Wer kennt sie nicht: Die Geschichten von Rotkäppchen, Hänsel und Gretel, Aschenputtel oder dem Froschkönig begründeten den Weltruhm der Brüder Grimm. In mehr als 100 Sprachen wurden die Märchen übersetzt, zu Ballett- und Opernstoff geformt, zu Filmfiguren verarbeitet. Dabei spielen die Erzählungen im Gesamtverzeichnis der Grimm-Schriften mit rund 730 Titeln gar nicht die Hauptrolle.
Das Lebensthema von Jacob und Wilhelm Grimm war die Spracherforschung: Unermüdlich widmeten sie sich der Geschichte der (deutschen) Sprache – und investierten jeden verdienten Taler in Bücher. Die Brüder lasen alles: zeitgenössische und historische Werke, die Bibel und Homer, "Tausendundeine Nacht" und altdänische Heldenlieder. So trugen sie eine der bedeutendsten geisteswissenschaftlichen Privatbibliotheken des 19. Jahrhunderts zusammen.
Die Brüder Grimm hinterließen Anmerkungen in ihren Büchern
6200 Bände hinterließen die Grimms der Humboldt-Universität, ungezählte Werke aber gelten seit dem Zweiten Weltkrieg als verschollen. Nun haben die Germanistin Prof. Eliza Pieciul-Karmińska und die Bibliothekarin Renata Wilgusiewicz-Skutecka von der Adam-Mickiewicz-Universität im polnischen Posen 27 verloren geglaubte Bände aufgespürt.
Fast sechs Monate lang durchstöberten sie Bestände, Archive und Verzeichnisse der Universitätssammlungen, bis sie schließlich auf die Titel aus der Grimm’schen Privatbibliothek stießen. Bereits 2002 hatten Forschende sechs Werke, die einst Jacob und Wilhelm Grimm gehört hatten, im Bestand der Universitätsbibliothek Posen entdeckt.
Der bekannteste Band unter den Funden: eine Erstausgabe des berühmten "Simplicissimus" aus dem Jahr 1669. Der Schelmenroman von Hans Jacob Christoffel von Grimmelshausen über den Alltag in einer von Krieg und Geldgier beherrschten Gesellschaft gilt als wichtigstes Prosawerk des Barocks in deutscher Sprache.
Daneben umfassen die 27 Wiederentdeckungen eine Bibel von 1491, deutsche Studentenlieder aus dem 17. und 18. Jahrhundert, Märchenerzählungen, Sammlungen antiker Schriften und mittelalterlicher Legenden sowie französische Literatur der Renaissance-Zeit.

"Die in der Universitätsbibliothek von Posen gefundenen Werke aus der Privatbibliothek können signifikant zur modernen Grimmforschung beitragen", schreiben Pieciul-Karmińska und Wilgusiewicz-Skutecka im Fachjournal "Biblioteka".
Denn Jacob und Wilhelm Grimm nutzten ihre Bücher nicht einfach nur zum Schmökern.
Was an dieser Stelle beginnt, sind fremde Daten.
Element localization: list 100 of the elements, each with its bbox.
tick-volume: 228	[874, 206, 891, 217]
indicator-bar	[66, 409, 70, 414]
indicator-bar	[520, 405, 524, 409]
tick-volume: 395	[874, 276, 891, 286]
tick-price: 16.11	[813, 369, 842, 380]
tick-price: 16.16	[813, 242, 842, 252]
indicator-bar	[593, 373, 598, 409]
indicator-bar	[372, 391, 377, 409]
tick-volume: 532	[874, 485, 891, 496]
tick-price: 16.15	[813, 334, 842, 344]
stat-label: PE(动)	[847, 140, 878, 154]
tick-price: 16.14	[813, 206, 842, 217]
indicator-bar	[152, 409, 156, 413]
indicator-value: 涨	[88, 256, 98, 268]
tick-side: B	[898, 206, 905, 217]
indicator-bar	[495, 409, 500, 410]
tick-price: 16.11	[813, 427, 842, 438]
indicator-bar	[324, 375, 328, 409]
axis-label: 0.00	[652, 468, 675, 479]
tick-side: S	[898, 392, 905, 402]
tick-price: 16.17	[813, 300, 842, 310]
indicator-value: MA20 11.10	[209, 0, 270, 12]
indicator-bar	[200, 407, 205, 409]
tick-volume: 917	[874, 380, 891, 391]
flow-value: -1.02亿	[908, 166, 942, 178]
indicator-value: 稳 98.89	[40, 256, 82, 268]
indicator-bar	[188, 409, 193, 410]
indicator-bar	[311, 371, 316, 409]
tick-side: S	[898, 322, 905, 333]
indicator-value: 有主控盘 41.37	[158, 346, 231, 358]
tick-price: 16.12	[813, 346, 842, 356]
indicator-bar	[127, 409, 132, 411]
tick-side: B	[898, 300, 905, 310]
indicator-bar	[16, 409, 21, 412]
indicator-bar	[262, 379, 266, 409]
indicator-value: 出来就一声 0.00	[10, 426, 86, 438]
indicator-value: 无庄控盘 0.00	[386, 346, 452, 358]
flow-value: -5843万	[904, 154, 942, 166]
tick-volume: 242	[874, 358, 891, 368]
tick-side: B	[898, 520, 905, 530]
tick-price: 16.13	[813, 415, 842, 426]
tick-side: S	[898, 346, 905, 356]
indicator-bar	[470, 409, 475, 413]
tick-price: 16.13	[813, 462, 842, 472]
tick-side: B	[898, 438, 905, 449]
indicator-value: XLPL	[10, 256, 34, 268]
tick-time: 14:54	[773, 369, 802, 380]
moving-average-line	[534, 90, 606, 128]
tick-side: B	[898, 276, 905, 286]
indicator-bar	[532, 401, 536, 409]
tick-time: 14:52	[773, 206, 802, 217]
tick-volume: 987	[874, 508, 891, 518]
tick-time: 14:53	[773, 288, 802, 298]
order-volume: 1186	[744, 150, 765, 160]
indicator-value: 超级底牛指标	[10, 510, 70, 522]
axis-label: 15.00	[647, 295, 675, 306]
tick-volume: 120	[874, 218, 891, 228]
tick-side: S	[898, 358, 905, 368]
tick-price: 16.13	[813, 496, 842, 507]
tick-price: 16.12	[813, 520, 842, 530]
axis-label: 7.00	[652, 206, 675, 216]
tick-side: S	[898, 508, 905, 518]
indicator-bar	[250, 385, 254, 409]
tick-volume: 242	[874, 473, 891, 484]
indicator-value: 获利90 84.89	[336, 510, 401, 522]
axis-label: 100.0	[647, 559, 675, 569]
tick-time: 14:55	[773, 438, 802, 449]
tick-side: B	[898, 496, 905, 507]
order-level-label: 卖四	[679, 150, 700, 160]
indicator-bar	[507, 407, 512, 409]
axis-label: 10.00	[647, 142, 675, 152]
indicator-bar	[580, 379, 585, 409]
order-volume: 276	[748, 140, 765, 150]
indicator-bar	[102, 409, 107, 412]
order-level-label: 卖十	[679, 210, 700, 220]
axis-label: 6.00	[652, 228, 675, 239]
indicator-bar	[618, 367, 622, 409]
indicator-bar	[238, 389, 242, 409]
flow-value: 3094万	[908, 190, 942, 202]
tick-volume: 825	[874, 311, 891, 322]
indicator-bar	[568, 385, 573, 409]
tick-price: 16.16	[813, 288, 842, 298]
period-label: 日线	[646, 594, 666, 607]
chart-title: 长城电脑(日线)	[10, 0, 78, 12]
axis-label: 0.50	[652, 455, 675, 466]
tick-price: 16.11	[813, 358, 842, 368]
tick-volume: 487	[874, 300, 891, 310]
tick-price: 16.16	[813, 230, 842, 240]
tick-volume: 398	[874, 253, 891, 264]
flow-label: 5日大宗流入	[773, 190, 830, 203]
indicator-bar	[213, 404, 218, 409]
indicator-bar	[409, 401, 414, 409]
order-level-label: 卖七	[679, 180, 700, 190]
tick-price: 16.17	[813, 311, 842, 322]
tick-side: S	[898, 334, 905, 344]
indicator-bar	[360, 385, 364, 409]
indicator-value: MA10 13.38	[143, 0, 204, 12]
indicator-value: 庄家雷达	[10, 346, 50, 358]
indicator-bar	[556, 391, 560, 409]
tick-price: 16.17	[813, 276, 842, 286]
Für die Sprachwissenschaftler waren die Titel Arbeitsmaterial. Sie hinterließen auf Umschlaginnenseiten zahlreiche Notizen und unterstrichen wichtige Sätze – Jacob Grimm stark und kräftig mit Tinte, Wilhelm Grimm fein und in späteren Jahren meist mit Bleistift.
Diese Arbeitsspuren können – so hoffen die Posener Wissenschaftlerinnen – neue Erkenntnisse über die literarische und sprachwissenschaftliche Arbeit der Grimm-Brüder liefern: Möglicherweise geben die Notizen, etwa über Sagenmotive, Einblicke in die Entstehungsweise und Entwicklungsgeschichte der Werke sowie in die Forschungsmethoden der beiden Sprachwissenschaftler.
"Zudem geben die Funde Anlass zur Hoffnung, dass die Sammlung der Universität weitere als verschollen geltende Bücher der Privatbibliothek der Brüder Grimm enthält", erklären Pieciul-Karmińska und Wilgusiewicz-Skutecka.